For the past 22 months we have been told, over and over again, to be afraid, to be very afraid. Instinctively, whatever mechanisms we have to protect ourselves get activated; our 'walls go up'. Often we are not even aware that we do this.
Receiving in its true form is not possible when I have my walls up. How is it that I say this when most of us just received presents during the Holiday Season? Yes, we accepted the present and I wonder how much were we really present with the person? Present with what is going on for that person.
What if the intention of creating so much fear is to separate; to separate us from others; to separate us from nature - not on a cognitive level, rather on an energetic level?
From here on out, I'll keep it in 'I language' and you, the reader take what works for you.
Once, I recognize the separation that is going on, it no longer matters if it is created intentionally or not. It becomes my choice if I separate or not. An instinctive response could be the desire to resist it, to fight it.
I invite you to feel into resisting/fighting something. What is the energy behind it? It is contractive, not expansive. It is a very similar energy to fear itself. What if I don't have to be afraid of fear? What if I can allow fear, be present with it, not make it go away?
If I am afraid of the fear, I contract; the fear becomes bigger. What do you think could happen if I do not contract, if I expand? I become bigger than the fear and the fear shrinks. Granted, that is not something that I just do; it is something I have to practice; to stay present and do it anyway. It's a choice I have to make each time fear comes up. Only as I practice it gets easier and the fear does not come up as much. I am beginning to receive fear. Sounds crazy, I know.

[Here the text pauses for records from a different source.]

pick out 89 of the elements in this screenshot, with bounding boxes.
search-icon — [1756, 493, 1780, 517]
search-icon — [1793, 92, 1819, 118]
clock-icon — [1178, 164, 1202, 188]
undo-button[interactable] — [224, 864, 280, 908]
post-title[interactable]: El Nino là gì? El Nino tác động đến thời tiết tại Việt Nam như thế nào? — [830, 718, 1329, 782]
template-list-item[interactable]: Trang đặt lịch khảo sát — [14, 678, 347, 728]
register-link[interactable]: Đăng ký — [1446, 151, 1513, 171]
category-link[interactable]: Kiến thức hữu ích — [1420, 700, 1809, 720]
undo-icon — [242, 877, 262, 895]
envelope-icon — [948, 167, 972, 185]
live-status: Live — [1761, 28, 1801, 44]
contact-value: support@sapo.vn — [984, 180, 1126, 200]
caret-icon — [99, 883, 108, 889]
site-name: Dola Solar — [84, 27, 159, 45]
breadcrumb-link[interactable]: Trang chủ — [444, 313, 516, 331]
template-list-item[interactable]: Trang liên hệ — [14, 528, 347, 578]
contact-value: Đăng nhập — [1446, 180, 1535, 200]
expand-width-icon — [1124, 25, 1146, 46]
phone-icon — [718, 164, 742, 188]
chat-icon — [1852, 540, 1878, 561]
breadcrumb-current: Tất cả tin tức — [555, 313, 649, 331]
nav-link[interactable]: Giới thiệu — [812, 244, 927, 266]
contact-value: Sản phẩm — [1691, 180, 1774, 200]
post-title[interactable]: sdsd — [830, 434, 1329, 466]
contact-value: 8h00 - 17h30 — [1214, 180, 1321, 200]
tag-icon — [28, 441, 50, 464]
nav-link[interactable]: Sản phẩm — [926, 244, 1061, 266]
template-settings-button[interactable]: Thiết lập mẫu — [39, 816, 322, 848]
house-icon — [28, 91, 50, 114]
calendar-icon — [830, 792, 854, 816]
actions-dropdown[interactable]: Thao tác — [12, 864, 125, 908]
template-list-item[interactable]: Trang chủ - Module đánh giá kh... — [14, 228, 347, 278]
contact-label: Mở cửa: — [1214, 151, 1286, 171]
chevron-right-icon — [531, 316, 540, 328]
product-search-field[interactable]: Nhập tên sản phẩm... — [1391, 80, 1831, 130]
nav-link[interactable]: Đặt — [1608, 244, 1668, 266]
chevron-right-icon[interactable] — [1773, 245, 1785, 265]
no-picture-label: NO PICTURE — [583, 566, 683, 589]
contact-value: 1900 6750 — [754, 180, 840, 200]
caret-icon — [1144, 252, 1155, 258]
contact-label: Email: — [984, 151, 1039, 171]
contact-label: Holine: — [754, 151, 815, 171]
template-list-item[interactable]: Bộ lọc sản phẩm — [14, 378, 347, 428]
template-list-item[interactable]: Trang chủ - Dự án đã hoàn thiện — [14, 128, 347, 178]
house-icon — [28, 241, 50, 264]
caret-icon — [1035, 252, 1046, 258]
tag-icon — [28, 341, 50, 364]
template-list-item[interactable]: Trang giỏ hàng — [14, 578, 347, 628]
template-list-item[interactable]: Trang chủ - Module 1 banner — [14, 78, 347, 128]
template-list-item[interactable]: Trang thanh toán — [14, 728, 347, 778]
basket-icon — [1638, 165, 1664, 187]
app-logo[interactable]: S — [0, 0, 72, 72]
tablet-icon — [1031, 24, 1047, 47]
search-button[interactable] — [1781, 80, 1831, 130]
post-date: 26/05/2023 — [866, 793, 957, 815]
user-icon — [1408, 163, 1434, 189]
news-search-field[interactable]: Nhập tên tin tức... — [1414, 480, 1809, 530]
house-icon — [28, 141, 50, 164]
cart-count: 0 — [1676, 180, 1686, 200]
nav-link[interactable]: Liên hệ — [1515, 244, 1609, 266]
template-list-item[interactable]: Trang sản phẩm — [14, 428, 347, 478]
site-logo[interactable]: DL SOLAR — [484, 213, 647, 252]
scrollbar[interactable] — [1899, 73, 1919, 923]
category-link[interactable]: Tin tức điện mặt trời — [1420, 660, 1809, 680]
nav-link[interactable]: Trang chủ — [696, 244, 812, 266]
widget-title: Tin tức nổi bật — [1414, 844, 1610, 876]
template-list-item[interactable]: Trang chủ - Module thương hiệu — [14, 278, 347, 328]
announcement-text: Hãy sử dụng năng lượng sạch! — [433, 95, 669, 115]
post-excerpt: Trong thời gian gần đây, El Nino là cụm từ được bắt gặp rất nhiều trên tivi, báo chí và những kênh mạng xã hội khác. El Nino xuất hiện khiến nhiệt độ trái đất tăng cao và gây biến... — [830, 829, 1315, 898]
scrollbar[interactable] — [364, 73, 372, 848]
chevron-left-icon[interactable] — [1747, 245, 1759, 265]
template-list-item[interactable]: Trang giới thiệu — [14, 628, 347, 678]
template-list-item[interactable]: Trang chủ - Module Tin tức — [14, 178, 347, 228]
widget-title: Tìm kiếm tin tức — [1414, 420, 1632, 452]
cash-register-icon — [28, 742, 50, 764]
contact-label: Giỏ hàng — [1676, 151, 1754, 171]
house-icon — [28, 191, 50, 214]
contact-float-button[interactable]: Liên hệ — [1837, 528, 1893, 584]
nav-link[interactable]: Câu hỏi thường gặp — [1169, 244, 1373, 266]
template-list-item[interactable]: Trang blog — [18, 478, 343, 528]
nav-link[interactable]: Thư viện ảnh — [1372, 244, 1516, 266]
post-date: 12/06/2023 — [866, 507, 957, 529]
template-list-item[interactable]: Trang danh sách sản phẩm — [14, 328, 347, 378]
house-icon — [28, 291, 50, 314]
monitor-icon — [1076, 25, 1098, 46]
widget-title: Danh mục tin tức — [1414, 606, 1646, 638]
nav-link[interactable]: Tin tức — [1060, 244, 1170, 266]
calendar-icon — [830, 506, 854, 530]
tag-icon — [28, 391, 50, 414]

When I am receiving fear, I lower my walls, not raise them up. Lowering my walls, allows me to perceive what is behind the fear and if there is an action I have to take. Action taken from being present with the fear might be quite different from action taken based on the fear.
I admit, it can be overwhelming when I am aware of all the fear, sadness, and other emotions of people around me. It can even be that I get pulled into that energy myself. And, I can get myself out of it by connecting with the earth. These are not emotions the earth has. Right now, in the Winter, there is a stillness, the willingness to receive the sun or rain or snow, to just be present with them. The earth does not check out which becomes tempting in that situation. Connecting with the earth allows me to connect to her energy of receiving.
Would connecting with the earth be something that would allow you to receive too?